Le budget 2026 de la Côte d’Ivoire, tel qu’examiné et adopté, 17 350,2 milliards de francs CFA, affiche une architecture impressionnante par ses montants et par la diversité des programmes financés. Toutefois, derrière l’ampleur des chiffres, se posent des questions essentielles de priorisation, de cohérence sociale et d’impact réel sur la vie des Ivoiriens.

Sur le plan macroéconomique, le budget confirme une logique de continuité plutôt que de rupture. Les investissements dans les infrastructures et équipements collectifs demeurent massifs, avec plusieurs centaines de milliards alloués aux transports, à l’énergie et aux grands travaux. Cette orientation prolonge la vision d’un État bâtisseur. Cependant, le problème n’est plus tant de construire que de rendre ces infrastructures inclusives, accessibles et économiquement rentables pour les populations. Routes, ponts et échangeurs ne suffisent pas à eux seuls à réduire la pauvreté ou le chômage des jeunes.
Le secteur de la santé et des actions sociales, malgré des dotations élevées, continue de souffrir d’un paradoxe criant : budgets en hausse, mais hôpitaux sous-équipés, personnels insuffisants et accès inégal aux soins. L’effort budgétaire semble davantage orienté vers le fonctionnement que vers une réforme structurelle du système de santé, pourtant réclamée par les citoyens.
En éducation et formation, les montants sont significatifs, mais la ventilation interroge. L’enseignement supérieur et la recherche captent une part importante des ressources, alors que l’enseignement primaire et secondaire — socle de l’égalité des chances — demeure confronté à des classes surchargées et à un déficit d’enseignants. Ce déséquilibre nourrit une reproduction des inégalités sociales.

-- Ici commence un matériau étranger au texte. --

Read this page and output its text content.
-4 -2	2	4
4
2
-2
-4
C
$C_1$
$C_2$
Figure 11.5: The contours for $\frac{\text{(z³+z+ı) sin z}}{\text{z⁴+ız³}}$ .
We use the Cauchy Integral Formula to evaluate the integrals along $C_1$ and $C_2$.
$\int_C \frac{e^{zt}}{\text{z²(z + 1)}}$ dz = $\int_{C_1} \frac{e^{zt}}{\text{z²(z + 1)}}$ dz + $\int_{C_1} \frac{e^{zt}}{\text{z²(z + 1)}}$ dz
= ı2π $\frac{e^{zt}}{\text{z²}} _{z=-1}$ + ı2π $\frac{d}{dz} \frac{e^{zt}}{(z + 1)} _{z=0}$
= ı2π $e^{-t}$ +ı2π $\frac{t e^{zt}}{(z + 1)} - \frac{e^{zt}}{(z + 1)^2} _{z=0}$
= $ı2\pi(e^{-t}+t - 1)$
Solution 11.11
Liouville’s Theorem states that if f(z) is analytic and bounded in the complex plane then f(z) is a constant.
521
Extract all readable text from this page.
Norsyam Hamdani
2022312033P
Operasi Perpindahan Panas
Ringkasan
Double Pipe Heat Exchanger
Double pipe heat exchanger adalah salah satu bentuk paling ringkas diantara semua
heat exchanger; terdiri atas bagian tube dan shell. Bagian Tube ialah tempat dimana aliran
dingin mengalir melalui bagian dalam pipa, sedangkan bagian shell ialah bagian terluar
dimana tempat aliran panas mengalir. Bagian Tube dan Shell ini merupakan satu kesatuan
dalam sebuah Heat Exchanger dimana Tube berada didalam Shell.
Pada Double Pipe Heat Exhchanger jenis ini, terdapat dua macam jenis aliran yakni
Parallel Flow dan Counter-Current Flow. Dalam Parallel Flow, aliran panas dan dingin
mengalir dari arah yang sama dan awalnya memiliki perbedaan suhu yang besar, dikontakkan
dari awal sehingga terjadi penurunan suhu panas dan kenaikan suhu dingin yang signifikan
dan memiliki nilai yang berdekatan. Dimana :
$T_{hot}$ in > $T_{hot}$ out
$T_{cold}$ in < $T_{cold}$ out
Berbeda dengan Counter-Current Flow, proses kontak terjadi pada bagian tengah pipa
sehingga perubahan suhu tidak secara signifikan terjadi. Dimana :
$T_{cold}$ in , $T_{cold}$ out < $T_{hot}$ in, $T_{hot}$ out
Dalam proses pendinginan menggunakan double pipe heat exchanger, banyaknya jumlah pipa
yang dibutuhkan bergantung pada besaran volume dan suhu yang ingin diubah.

Sur le plan sécuritaire et judiciaire, les dotations conséquentes traduisent la volonté de stabilité de l’État. Néanmoins, sans une justice perçue comme indépendante et équitable, l’investissement sécuritaire risque d’être interprété comme un instrument de contrôle plus que de confiance démocratique.
Enfin, le budget 2026 reste silencieux sur une question centrale : l’efficacité de la dépense publique. Peu d’éléments permettent d’évaluer l’impact réel des budgets précédents, ni les mécanismes de reddition des comptes. Or, dans un contexte préélectoral, ce budget apparaît autant comme un outil économique que comme un instrument politique.
En somme, le budget 2026 est ambitieux dans les chiffres, mais encore fragile dans sa capacité à transformer structurellement les conditions de vie des Ivoiriens. La vraie question n’est pas combien l’État dépense, mais pour qui, n et avec quels résultats mesurables.